I spent a week with Blake and Eleanor, the first and last times we would ever be that close. Of course, I was raised with my grandparents and Blake was like a big brother to me, although we were never too close. I will never forget the first day I met Eleanor. They were about to get married (January 10),one of the coldest nights I will ever remember) and they dropped by on Sunday, December 7, 1941 - the day the Japanese bombed Pearl Harbor.
Blake offered to get me back on the road, but first he wanted to show me what Yale - our previous home) looked like. It had hardly changed, we did stop and see a friend and then, Mina Armstrong, my grade school teacher). Of course, we went by the farm which had really changed and down some side roads I could recall. Finally, we wound up near Capac where the highway headed for Inlay City, and a main highway headed for Detroit. Blake seemed to think I had a lot of courage, hiking around America as he saw it.
My first ride suggested a highway that I did not know about, one that went around Detroit rather than through it and took me far enough to get on his recommended route. Only thing, it passed by a prison and when a guy stopped, he made sure I wasn't an escaped convict he had just heard about. He was headed for a town in Ohio that I forget its name for good reason. He drove into the heart of the city and as I was trying catch a ride, the police stopped and made me show my identification, before telling me I could not hitch hike in the city. I said OK, walked a dozen or so blocks and stuck out my thumb. That was a poor decision as the cop came back and told me - at first, he was going to take me to jail for breaking the law. Instead, he took me to the outskirts of town - far away from any traffic, and let me out. I'll bet I was there for an hour before I saw one car and that was a local., who turned off a block from where I was standing. The sun went down and I began to wonder what I could do. Fortunately, a big Lincoln pulled up, asking where I was headed and told him Columbus - as that was the only city I could think of in that direction.
Turns out he was a nice guy, an ex-USAF pilot and when I told him I had used to "boy-sit" (not baby sit) for Colonel Paul Tibbets at Eglin AFB, he told me that they were friends. (Tibbets was the pilot on the Enola Gay that dropped the A-bomb on Hiroshima in Japan. Now he was in business at the airport in Columbus) With that info, he suggested I stay at his house that night and he would rake me to see the Colonel the next day. He had a small mansion and had me sleep in their pool house for the night. I had just got into bed and I heard someone dive into the pool. I peeked out and saw a woman - in the nude, in the water. Good idea, I made sure the door was locked, the curtains pulled and I got into bed and went to sleep.
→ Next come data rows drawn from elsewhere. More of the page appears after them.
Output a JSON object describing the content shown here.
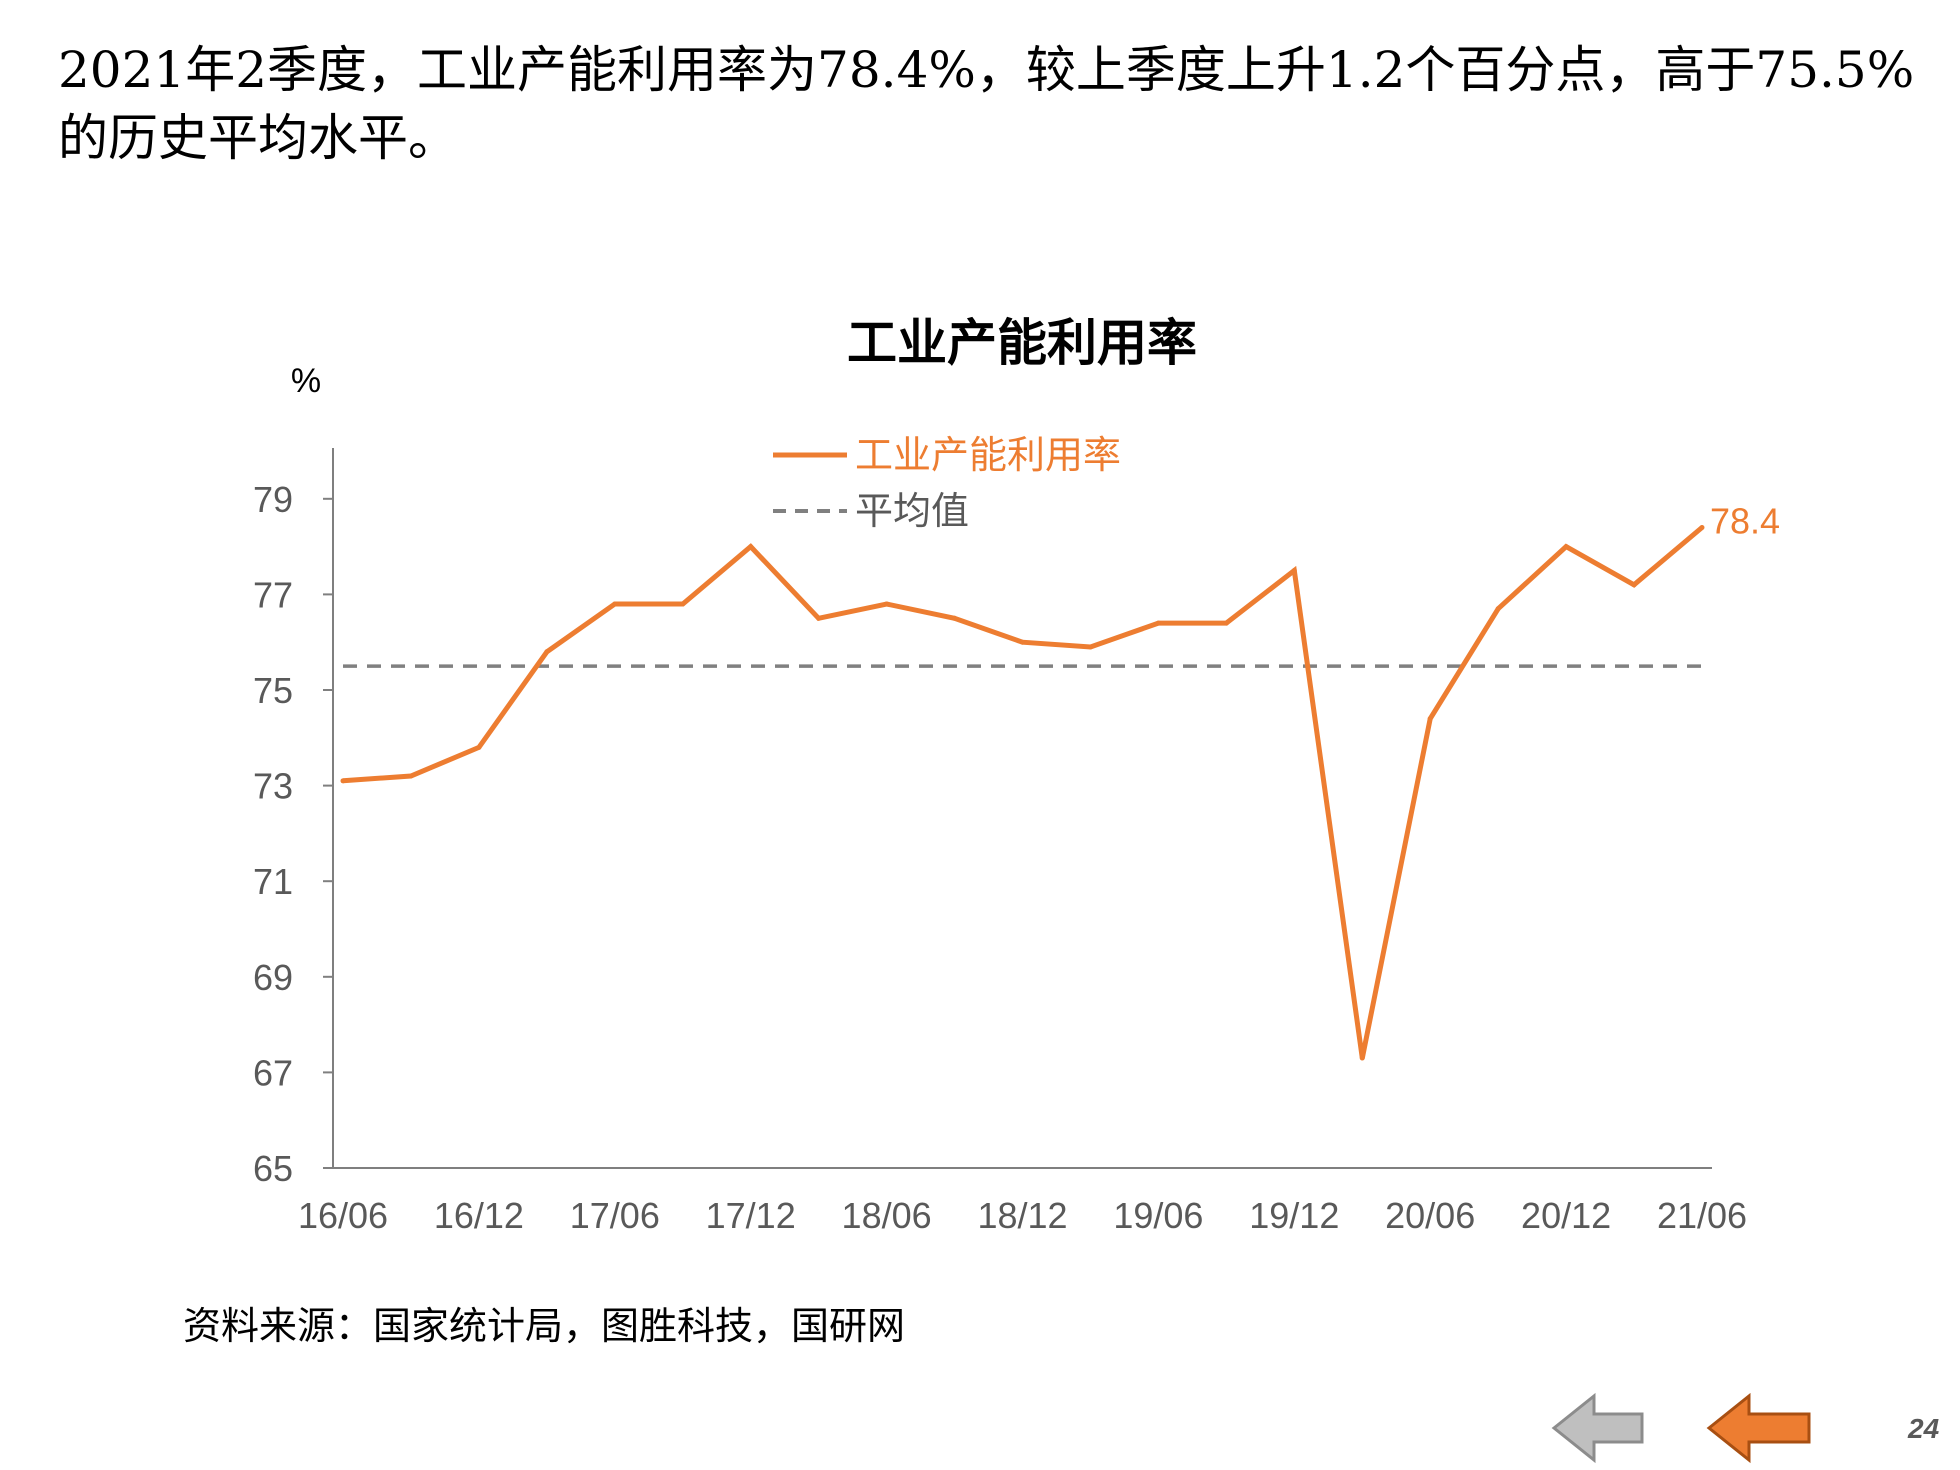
{
  "headline": "2021年2季度，工业产能利用率为78.4%，较上季度上升1.2个百分点，高于75.5%的历史平均水平。",
  "source": "资料来源：国家统计局，图胜科技，国研网",
  "page_number": "24",
  "colors": {
    "series": "#ED7D31",
    "average": "#808080",
    "axis": "#7f7f7f",
    "tick_text": "#595959"
  },
  "nav": {
    "prev_icon": "arrow-left-gray-icon",
    "next_icon": "arrow-left-orange-icon"
  },
  "chart_data": {
    "type": "line",
    "title": "工业产能利用率",
    "ylabel": "%",
    "ylim": [
      65,
      80
    ],
    "yticks": [
      65,
      67,
      69,
      71,
      73,
      75,
      77,
      79
    ],
    "xtick_labels": [
      "16/06",
      "16/12",
      "17/06",
      "17/12",
      "18/06",
      "18/12",
      "19/06",
      "19/12",
      "20/06",
      "20/12",
      "21/06"
    ],
    "x": [
      "16/06",
      "16/09",
      "16/12",
      "17/03",
      "17/06",
      "17/09",
      "17/12",
      "18/03",
      "18/06",
      "18/09",
      "18/12",
      "19/03",
      "19/06",
      "19/09",
      "19/12",
      "20/03",
      "20/06",
      "20/09",
      "20/12",
      "21/03",
      "21/06"
    ],
    "series": [
      {
        "name": "工业产能利用率",
        "values": [
          73.1,
          73.2,
          73.8,
          75.8,
          76.8,
          76.8,
          78.0,
          76.5,
          76.8,
          76.5,
          76.0,
          75.9,
          76.4,
          76.4,
          77.5,
          67.3,
          74.4,
          76.7,
          78.0,
          77.2,
          78.4
        ]
      },
      {
        "name": "平均值",
        "values": [
          75.5,
          75.5,
          75.5,
          75.5,
          75.5,
          75.5,
          75.5,
          75.5,
          75.5,
          75.5,
          75.5,
          75.5,
          75.5,
          75.5,
          75.5,
          75.5,
          75.5,
          75.5,
          75.5,
          75.5,
          75.5
        ]
      }
    ],
    "end_label": "78.4",
    "legend": "top-center",
    "grid": false
  }
}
He called me about 7AM and had me come to the house where he had prepared breakfast and we left a few minutes later. He dropped me off at Tibbets' office, wished me luck and drove off. I discovered the Colonel was flying in later, learned the boys I knew were all in school and I found some magazines to read while I waited. A hour or so later my "benefactor" came back, we learned that Tibbetts was going to be much later and said he would take me to the bus stop where I could get a bus going to Charlotte, NC, which had been my original goal. With that, he gave me a ticket envelope with a bus ticket for Charlotte and a $50 bill - the second one I had received along the way. We parted ways as he told me, the next time I was coming through Columbus to call him and gave me his business card. I discovered he was an official in the local city government.
I was in Charlotte by 4PM and found the YMCA where I got a room and went downstairs to get a cold drink and met a moving van driver looking for a "lumper" to help him the next day. I was his man and he met me at 6:30 the next morning. It was an easy job and he asked if I would like to ride with him on future jobs. Yes, sir. The next day, I discovered a Labor office and was sent to Coca Cola for the day and wound up lifting cases of 32 ounce filled bottles off the line and onto a pallet and I began to think I could not do that for eight hours. I started to ask the supervisor when he told me they were shutting down that line and sent me over to a "testing" area where they were testing drinks. All I had to do was start up a line as directed and stack cases of 12 ounce product on special pallets. That would be my job for the next six weeks.
My moving van driver came by to pick me up for a couple of weekend jobs where we loaded up on Saturday mornings until we were done and I got two days pay. I opened a bank account to take care of the money I was earning.
Meanwhile, I was studying my Bible on the evenings and was getting used to talking about what I was learning from my studies, all the while going to church, whichever was the closest one, wherever I happened to be.
I had no work scheduled one week, so I got a bus ticket and went to Charleston, SC, where I had always wanted to visit and found it to be expensive until a Police office told me about a Mission just outside of the city. I found it and discovered some new friends, a couple who had started it in an old house with a half dozen potential bedrooms, so I stayed with them and spent my days looking for people who could help us fill the bedrooms with cots and places to hang clothes. By the end of the week, we had discovered a lot of help. Charleston has many significant families, wealthy people willing to help us get the Mission underway. I had a call from my van driver and would spend the next two weeks travelling with him.